Besides the figures of complex physiological control biochemical control, in particular on the concentration of intermediate metabolic products in venial blood and liquid from spinal cord. Thus, lowering of concentration of lactic and piruvate acids displays satisfactory results with achieving normal figures in 4 - 5 procedures. On contrary, their improvement displays irreversable changes in cerebral tissue. The glycolitic index describes the process of glycolisis.

 

Acid-alkaline index doesn't change significantly after HBO; buffer line can move slightly to the right with small improvement of pH and lessening of pCO2.

The principle criteria on continuation of HBO after probe ones for patients with craniocerebral traumata would be the dynamics of neurology and its comparison with the figures of complex physiological control and biochemical control. Efficiency of HBO at different degrees of violation of cerebral cord.

The best results of HBO are after secondary violations of mesencephalic form; if inflation and dislocation are absent, the results can be displayed already after the first procedure in recreation of consciousness, lessening of psychomotor excitation, improvement of speaking abilities. EEG displays arriving and strengthening of elements of general rhythm. Intercranial pressure lessens; visual lessening of cerebral inflation; appears its pulsation.

After diencephalic form HBO would be applied as soon as possible, before the pneumonia develops, probably in combination with neirovegetative blockade. If pneumonia appears before HBO, the results of its use produce negative reaction of clinic, physiologic and biochemical indexes and sequent refuse from HBO.

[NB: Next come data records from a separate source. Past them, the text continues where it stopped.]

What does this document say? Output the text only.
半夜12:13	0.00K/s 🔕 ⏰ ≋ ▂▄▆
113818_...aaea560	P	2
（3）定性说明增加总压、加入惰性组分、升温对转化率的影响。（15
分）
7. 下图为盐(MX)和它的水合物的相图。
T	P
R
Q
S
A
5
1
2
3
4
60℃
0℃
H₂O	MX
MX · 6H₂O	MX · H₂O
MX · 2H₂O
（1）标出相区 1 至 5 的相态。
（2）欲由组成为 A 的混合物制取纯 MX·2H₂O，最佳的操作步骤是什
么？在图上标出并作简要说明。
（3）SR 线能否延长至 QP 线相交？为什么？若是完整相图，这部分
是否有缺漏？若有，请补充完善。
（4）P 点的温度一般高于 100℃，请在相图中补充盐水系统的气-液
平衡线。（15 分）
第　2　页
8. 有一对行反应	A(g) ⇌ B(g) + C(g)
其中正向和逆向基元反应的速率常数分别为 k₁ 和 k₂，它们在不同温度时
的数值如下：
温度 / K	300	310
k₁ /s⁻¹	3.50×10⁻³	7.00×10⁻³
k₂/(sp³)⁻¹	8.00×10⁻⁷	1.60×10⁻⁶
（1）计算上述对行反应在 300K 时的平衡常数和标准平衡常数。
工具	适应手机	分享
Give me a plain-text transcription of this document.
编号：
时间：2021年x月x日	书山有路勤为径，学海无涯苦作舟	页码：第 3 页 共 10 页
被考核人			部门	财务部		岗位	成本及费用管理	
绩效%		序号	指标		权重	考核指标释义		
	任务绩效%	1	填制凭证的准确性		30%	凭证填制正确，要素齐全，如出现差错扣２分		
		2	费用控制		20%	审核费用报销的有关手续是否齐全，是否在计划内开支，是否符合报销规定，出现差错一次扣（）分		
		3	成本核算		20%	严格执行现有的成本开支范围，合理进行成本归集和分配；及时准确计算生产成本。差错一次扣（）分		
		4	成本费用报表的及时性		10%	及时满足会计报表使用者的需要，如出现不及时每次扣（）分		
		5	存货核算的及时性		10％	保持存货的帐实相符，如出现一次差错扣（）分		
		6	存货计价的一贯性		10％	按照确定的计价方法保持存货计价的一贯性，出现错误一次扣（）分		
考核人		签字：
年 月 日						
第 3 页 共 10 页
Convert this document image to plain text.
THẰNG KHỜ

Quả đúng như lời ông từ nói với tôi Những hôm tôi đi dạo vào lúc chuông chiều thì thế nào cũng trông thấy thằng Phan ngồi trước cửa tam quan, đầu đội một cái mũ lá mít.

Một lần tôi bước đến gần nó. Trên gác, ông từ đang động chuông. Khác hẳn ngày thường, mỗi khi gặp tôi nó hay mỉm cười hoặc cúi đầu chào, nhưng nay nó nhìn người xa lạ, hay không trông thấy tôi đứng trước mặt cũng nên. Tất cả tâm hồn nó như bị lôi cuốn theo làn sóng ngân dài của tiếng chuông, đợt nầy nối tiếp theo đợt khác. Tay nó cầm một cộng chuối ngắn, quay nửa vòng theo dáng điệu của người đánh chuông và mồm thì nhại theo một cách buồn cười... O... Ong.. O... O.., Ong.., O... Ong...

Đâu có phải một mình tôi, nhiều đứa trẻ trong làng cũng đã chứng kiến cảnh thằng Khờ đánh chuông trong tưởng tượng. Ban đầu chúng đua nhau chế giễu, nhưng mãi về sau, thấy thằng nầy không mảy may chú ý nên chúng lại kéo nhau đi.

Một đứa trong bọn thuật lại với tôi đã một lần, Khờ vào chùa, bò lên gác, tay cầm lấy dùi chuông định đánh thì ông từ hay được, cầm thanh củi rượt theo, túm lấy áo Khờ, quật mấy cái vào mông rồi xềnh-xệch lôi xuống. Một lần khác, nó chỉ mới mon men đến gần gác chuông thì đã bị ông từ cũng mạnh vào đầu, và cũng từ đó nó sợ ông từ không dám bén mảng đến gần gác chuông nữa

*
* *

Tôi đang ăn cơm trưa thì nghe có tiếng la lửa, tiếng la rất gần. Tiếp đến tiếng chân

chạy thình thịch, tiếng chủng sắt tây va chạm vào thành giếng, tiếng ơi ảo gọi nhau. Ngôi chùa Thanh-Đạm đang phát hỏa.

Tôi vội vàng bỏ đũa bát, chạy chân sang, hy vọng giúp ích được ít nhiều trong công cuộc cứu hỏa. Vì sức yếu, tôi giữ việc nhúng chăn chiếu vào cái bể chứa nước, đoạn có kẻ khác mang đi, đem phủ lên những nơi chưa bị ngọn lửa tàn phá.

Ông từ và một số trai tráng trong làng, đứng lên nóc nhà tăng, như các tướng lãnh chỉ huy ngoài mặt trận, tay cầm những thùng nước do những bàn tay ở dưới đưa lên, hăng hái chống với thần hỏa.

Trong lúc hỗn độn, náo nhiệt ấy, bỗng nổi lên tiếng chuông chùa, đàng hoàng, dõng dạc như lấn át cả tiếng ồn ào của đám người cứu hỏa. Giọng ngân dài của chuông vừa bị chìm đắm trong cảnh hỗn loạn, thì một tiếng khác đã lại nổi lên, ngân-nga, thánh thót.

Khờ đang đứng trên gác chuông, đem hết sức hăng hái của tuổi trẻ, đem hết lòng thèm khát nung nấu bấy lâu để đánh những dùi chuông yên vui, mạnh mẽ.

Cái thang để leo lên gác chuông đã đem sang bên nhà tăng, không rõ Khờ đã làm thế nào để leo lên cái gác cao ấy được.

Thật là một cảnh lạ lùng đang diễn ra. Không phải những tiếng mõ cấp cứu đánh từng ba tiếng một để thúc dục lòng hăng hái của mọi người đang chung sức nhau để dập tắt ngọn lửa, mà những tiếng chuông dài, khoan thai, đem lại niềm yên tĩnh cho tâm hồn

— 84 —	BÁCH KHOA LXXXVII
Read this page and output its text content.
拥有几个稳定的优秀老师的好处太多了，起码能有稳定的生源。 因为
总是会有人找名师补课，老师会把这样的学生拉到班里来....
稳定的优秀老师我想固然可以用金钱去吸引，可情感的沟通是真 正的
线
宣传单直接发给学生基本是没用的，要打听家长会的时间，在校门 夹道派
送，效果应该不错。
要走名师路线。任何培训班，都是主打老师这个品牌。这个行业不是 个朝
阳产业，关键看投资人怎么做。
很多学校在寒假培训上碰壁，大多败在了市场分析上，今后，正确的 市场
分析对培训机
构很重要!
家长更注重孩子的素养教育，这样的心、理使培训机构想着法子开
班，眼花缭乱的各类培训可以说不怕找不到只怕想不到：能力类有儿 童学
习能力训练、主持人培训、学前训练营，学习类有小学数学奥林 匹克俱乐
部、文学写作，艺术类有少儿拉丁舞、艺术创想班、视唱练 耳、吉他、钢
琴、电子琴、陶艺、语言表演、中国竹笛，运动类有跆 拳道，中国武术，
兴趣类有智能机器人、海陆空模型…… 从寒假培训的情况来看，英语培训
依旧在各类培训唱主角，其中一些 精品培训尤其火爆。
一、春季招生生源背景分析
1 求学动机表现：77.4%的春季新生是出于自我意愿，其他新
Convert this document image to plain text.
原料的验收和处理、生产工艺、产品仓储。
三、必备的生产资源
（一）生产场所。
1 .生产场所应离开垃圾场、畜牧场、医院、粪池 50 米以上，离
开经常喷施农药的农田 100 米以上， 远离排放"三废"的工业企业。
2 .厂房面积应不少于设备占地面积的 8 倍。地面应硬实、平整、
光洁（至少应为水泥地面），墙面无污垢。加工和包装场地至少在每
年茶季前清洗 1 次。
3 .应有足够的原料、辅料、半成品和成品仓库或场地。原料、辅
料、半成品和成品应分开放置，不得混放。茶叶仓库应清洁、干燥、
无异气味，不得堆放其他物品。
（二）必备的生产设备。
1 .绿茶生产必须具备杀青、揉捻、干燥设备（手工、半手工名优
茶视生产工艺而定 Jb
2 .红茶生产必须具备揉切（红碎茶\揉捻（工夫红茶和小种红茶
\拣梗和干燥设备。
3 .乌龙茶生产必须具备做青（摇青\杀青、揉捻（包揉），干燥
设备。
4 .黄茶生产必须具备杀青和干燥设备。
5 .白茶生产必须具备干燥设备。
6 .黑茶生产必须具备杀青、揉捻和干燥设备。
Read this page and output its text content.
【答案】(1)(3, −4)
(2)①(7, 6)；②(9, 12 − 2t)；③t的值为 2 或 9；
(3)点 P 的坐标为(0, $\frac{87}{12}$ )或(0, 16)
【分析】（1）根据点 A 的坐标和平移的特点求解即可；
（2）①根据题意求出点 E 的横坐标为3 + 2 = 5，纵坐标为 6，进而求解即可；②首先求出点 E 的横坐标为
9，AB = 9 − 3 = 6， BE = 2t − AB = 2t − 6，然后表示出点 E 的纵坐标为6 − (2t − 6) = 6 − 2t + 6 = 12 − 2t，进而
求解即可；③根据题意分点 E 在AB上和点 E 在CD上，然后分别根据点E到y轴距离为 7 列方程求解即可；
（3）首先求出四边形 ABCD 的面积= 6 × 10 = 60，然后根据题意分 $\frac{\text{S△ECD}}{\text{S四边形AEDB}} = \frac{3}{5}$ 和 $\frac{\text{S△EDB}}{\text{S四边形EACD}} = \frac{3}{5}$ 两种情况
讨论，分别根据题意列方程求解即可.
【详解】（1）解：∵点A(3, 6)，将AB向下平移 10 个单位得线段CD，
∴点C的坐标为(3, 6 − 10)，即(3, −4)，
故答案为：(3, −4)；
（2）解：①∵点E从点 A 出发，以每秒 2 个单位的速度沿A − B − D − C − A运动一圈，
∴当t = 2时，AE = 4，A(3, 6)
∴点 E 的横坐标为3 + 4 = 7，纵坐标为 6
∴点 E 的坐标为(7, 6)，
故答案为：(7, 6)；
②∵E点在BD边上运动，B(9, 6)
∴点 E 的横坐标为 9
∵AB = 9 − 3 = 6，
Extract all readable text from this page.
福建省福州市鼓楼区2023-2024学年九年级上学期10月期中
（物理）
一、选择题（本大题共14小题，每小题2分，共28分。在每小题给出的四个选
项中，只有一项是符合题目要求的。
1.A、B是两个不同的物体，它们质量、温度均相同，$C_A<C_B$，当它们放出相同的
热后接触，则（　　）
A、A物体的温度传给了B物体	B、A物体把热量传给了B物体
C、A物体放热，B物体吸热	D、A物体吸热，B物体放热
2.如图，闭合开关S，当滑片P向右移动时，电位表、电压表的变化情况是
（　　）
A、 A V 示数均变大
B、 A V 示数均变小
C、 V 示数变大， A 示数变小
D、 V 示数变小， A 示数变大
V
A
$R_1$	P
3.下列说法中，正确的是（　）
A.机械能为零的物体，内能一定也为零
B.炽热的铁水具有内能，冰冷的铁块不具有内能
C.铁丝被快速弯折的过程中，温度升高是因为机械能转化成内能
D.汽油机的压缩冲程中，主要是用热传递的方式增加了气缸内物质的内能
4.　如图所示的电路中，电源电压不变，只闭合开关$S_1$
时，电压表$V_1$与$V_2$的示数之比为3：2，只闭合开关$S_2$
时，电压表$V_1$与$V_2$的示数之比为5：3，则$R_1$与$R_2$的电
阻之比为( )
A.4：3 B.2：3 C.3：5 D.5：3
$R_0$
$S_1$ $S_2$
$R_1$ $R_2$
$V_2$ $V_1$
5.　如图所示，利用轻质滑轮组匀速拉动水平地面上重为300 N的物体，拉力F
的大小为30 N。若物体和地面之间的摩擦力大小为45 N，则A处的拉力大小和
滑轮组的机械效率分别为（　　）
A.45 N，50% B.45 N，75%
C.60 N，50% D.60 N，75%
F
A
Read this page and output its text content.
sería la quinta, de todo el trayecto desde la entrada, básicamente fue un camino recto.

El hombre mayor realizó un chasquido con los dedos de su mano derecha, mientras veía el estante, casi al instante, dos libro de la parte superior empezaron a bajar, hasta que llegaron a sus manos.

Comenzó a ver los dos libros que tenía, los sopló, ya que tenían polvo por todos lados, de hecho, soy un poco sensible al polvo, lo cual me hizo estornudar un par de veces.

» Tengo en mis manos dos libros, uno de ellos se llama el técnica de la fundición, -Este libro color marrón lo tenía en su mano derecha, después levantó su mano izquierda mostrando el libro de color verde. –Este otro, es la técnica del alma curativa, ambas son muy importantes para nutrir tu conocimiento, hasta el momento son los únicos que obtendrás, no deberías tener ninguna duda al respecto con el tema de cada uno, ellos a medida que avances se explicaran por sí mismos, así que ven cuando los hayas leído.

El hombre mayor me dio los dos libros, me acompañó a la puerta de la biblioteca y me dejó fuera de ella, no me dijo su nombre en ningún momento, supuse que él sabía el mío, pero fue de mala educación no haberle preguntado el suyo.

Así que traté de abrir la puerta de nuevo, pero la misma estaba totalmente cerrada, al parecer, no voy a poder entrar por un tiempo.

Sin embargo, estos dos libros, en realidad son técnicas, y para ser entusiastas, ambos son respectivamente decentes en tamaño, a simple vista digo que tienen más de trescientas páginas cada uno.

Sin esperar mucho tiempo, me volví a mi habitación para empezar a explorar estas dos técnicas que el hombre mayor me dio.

The most difficult for treating by HBO is violation of bulbar segment of cerebral cord. The sicks are usually in comatose state with primary transgression if cord, or secondary one, supported by inflation and dislocation. HBO is commonly ineffective or has slight temporary result.

If HBO is used immediately after trauma, before the development of traumatic foci with inflation and dislocation, they can prevent the arrival of necrosis of tissue; if that is done too late or in presence of many deep traumata the efficiency of HBO sharply lessens.

 

Conclusion.

HBO has an exact use in therapy of craniocerebral traumata: reducing of hypoxia, both general and regionally-cerebral one. From this point of view HBO can't be replaced with anything other. It also can't be alternative to other forms of therapy, it only completes them.

All the recommendations represented here can't be fulfilled in ordinary hospital for the reason of shortage of hardware; thus general orientations are: pulse and respiration wouldn't improve too much and become too complicated during the procedure. Arterial tension would steady normalize, not contrary. Adequate regime of HBO would be based on all these dynamic requirements.

With the use of all of these requirements HBO wouldn't damage, anyhow, the state of sick.